We have to do this because if we don’t file to cancel the LLCs in Delaware, we’ll be assessed the $300 franchise tax for each one every year for five years. At that point, they will be cancelled anyway, but if we ever need to renew the recognition, we’ll have to bring the accounts current, including paying any penalties and interest that have accrued. It’s not a good option.
How This Happened
We sought Delaware recognition for XENSHA Consulting in mid-2017. At the time, we had just split our consulting work off from our parent cooperative as part of a general restructuring that put each line of business into its own subsidiary. We did this to concentrate specific kinds of work in purpose-built companies, creating greater flexibility.

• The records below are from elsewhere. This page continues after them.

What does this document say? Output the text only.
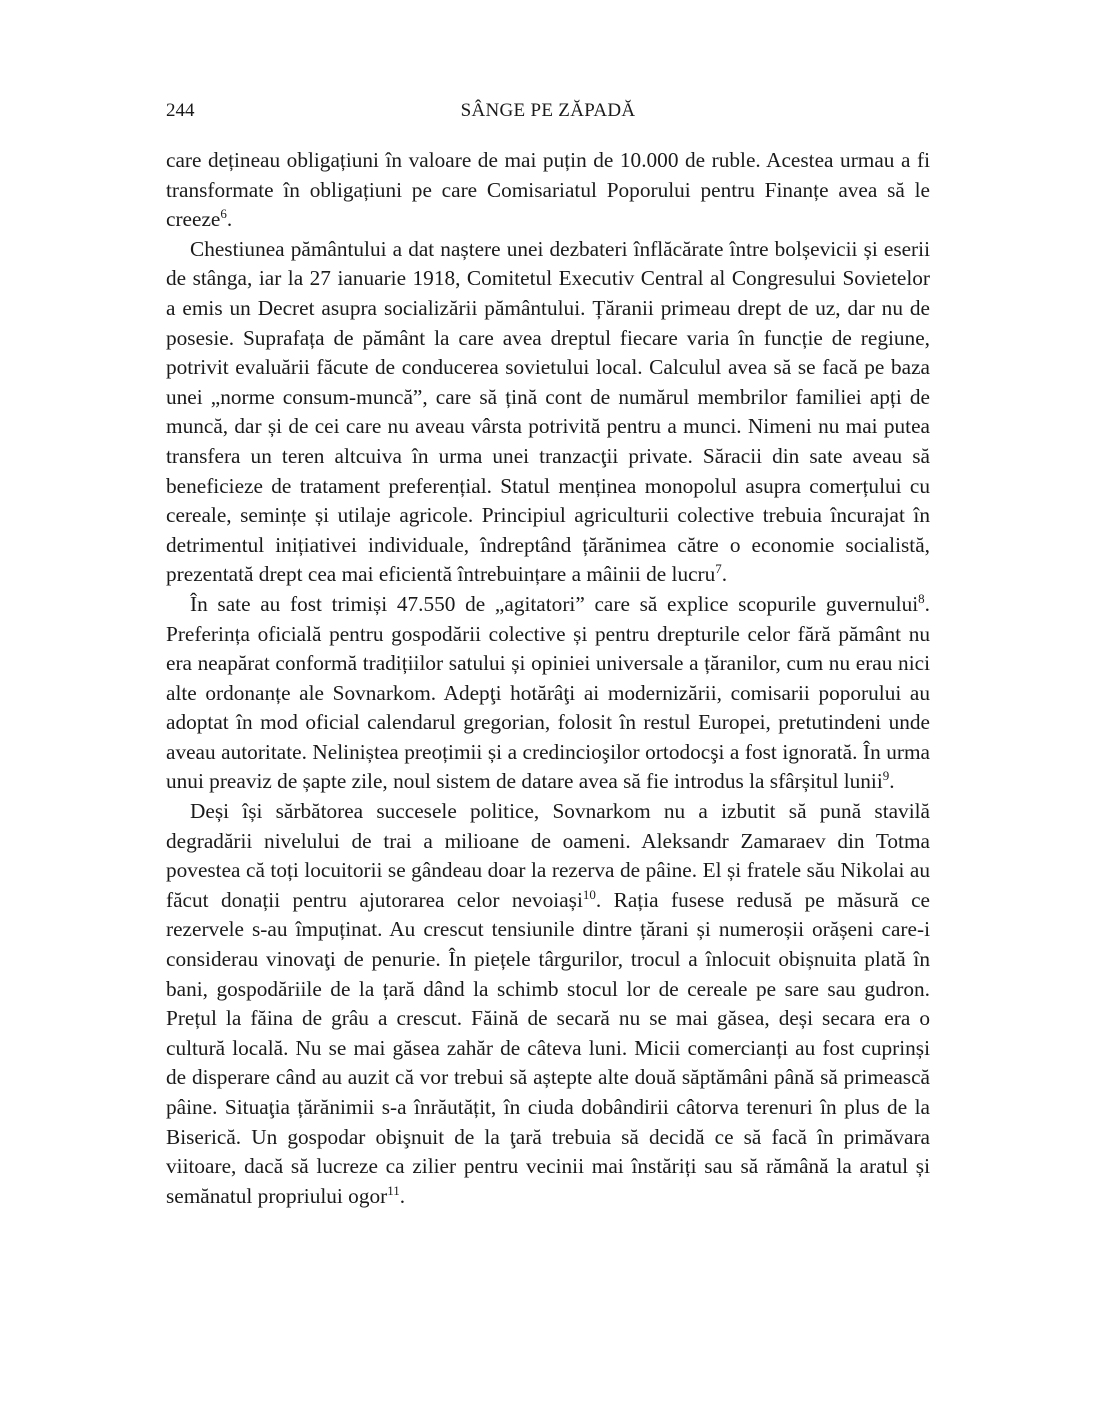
244	SÂNGE PE ZĂPADĂ

care dețineau obligațiuni în valoare de mai puțin de 10.000 de ruble. Acestea urmau a fi transformate în obligațiuni pe care Comisariatul Poporului pentru Finanțe avea să le creeze$^6$.

Chestiunea pământului a dat naștere unei dezbateri înflăcărate între bolșevicii și eserii de stânga, iar la 27 ianuarie 1918, Comitetul Executiv Central al Congresului Sovietelor a emis un Decret asupra socializării pământului. Țăranii primeau drept de uz, dar nu de posesie. Suprafața de pământ la care avea dreptul fiecare varia în funcție de regiune, potrivit evaluării făcute de conducerea sovietului local. Calculul avea să se facă pe baza unei „norme consum-muncă”, care să țină cont de numărul membrilor familiei apți de muncă, dar și de cei care nu aveau vârsta potrivită pentru a munci. Nimeni nu mai putea transfera un teren altcuiva în urma unei tranzacţii private. Săracii din sate aveau să beneficieze de tratament preferențial. Statul menținea monopolul asupra comerțului cu cereale, semințe și utilaje agricole. Principiul agriculturii colective trebuia încurajat în detrimentul inițiativei individuale, îndreptând țărănimea către o economie socialistă, prezentată drept cea mai eficientă întrebuințare a mâinii de lucru$^7$.

În sate au fost trimiși 47.550 de „agitatori” care să explice scopurile guvernului$^8$. Preferința oficială pentru gospodării colective și pentru drepturile celor fără pământ nu era neapărat conformă tradițiilor satului și opiniei universale a țăranilor, cum nu erau nici alte ordonanțe ale Sovnarkom. Adepţi hotărâţi ai modernizării, comisarii poporului au adoptat în mod oficial calendarul gregorian, folosit în restul Europei, pretutindeni unde aveau autoritate. Neliniștea preoțimii și a credincioşilor ortodocşi a fost ignorată. În urma unui preaviz de șapte zile, noul sistem de datare avea să fie introdus la sfârșitul lunii$^9$.

Deși își sărbătorea succesele politice, Sovnarkom nu a izbutit să pună stavilă degradării nivelului de trai a milioane de oameni. Aleksandr Zamaraev din Totma povestea că toți locuitorii se gândeau doar la rezerva de pâine. El și fratele său Nikolai au făcut donații pentru ajutorarea celor nevoiași$^{10}$. Rația fusese redusă pe măsură ce rezervele s-au împuținat. Au crescut tensiunile dintre țărani și numeroșii orășeni care-i considerau vinovaţi de penurie. În piețele târgurilor, trocul a înlocuit obișnuita plată în bani, gospodăriile de la țară dând la schimb stocul lor de cereale pe sare sau gudron. Prețul la făina de grâu a crescut. Făină de secară nu se mai găsea, deși secara era o cultură locală. Nu se mai găsea zahăr de câteva luni. Micii comercianți au fost cuprinși de disperare când au auzit că vor trebui să aștepte alte două săptămâni până să primească pâine. Situaţia țărănimii s-a înrăutățit, în ciuda dobândirii câtorva terenuri în plus de la Biserică. Un gospodar obişnuit de la ţară trebuia să decidă ce să facă în primăvara viitoare, dacă să lucreze ca zilier pentru vecinii mai înstăriți sau să rămână la aratul și semănatul propriului ogor$^{11}$.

XENSHA Consulting’s revenues at the time included commissioned sales work in Delaware that accounted for tens of thousands of dollars of annual revenue, and paying $300 to keep that revenue in place made sense–or so it seemed at the time. Actually, that commissioned sales work went away in September, leaving us with no reason to have the subsidiary recognized outside of Virginia. As we pondered opportunities for new work in Delaware, January 1 arrived, and we received a $300 bill for 2018.
Two months later, we sought Delaware recognition for Co-Local, taking it beyond its Virginia origins based on enthusiasm expressed by one member. To date, precisely nothing has been done with Co-Local in Delaware.
Don’t get me wrong: our cooperative wouldn’t exist if we weren’t willing to tolerate some degree of business risk, and that means committing our accumulated capital to try things out. Those things don’t always work. I’m not advising against taking risk. Where you should be cautious is when your expansion takes you across state lines.
State lines are legal and regulatory boundaries. Beyond the simple costs of registration and licensing, a business that moves into another state may need to supplement existing insurance, increase or alter its wage structure to meet state minimums, establish new benefits such as paid sick leave, and take other steps that can transform the cost of doing business both directly and in terms of administrative overhead. We’ve actually been better than most businesses our size in addressing these challenges, but it’s costly to follow all of the rules, even if it’s a lot cheaper than breaking them.
We still have one investment in cross-state expansion that we’re maintaining as an experiment. Paint and Patches is licensed and insured to provide handyman services in Maryland as well as Delaware, and the hurdles we had to overcome to make that happen went far beyond simple filing fees. Whether that will turn out to be a smart bet remains to be seen. One thing is for sure: we will be watching carefully. No business gets ahead by pouring money down the drain.
This article explains we did and why. Please don’t interpret our choices or views as professional legal or financial advice. Your circumstances may be quite different than ours, or we may have made a bad choice that will come back to bite us later.